Allowances, deductions and credits
Where a country gives a tax-free amount — a personal allowance, standard deduction or annual exemption — we subtract it before applying the bands. Where a country uses tax credits instead (which reduce the tax due rather than the taxable amount), we subtract those after the bands. The UK personal allowance taper above £100,000 is modelled, which is why the calculator can show the effective 60% marginal band.
Social contributions
Income tax alone isn't your full deduction. We model UK National Insurance and US FICA (Social Security + Medicare) directly. For other countries, social contributions can be substantial and vary by scheme; where we don't yet model them, we say so clearly rather than understating your deductions.

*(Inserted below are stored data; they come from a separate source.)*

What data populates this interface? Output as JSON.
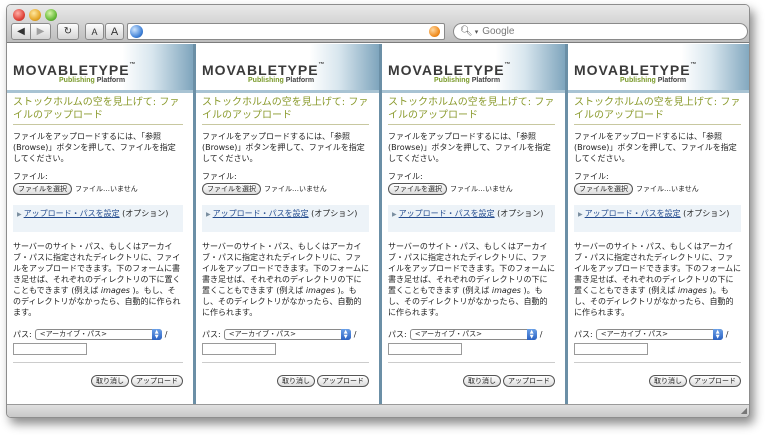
{
  "browser": {
    "search_placeholder": "Google",
    "font_small_label": "A",
    "font_large_label": "A"
  },
  "brand": {
    "logo_text": "MOVABLETYPE",
    "logo_tm": "™",
    "sub_green": "Publishing",
    "sub_rest": " Platform"
  },
  "upload": {
    "title": "ストックホルムの空を見上げて: ファイルのアップロード",
    "intro": "ファイルをアップロードするには、「参照(Browse)」ボタンを押して、ファイルを指定してください。",
    "file_label": "ファイル:",
    "choose_button": "ファイルを選択",
    "no_file": "ファイル…いません",
    "option_link": "アップロード・パスを設定",
    "option_suffix": " (オプション)",
    "description_before": "サーバーのサイト・パス、もしくはアーカイブ・パスに指定されたディレクトリに、ファイルをアップロードできます。下のフォームに書き足せば、それぞれのディレクトリの下に置くこともできます (例えば ",
    "description_italic": "images",
    "description_after": " )。もし、そのディレクトリがなかったら、自動的に作られます。",
    "path_label": "パス:",
    "path_option": "<アーカイブ・パス>",
    "path_slash": "/",
    "cancel_button": "取り消し",
    "upload_button": "アップロード"
  },
  "colors": {
    "title_green": "#8a9a2c",
    "link_blue": "#234b8e",
    "header_blue": "#7fa5bd"
  }
}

What we deliberately leave out
- State, regional, provincial and municipal taxes (e.g. US state income tax, Spanish regional rates, German church tax).
- Personal circumstances: pension contributions, salary sacrifice, student loans, tax codes, marital/household status and dependants.
- Reliefs, exemptions and special asset or property classes beyond the common cases shown.
- Holding-period rules that change whether a gain is short- or long-term.
These omissions keep the tools fast and easy to understand, but they mean every result is an estimate. For a figure you can rely on, confirm with the official authority or a qualified adviser.
Keeping figures current
All rates live in a single dataset per tool, sourced from official government publications and reviewed each tax year. The "last reviewed" date on each calculator tells you when its figures were last checked.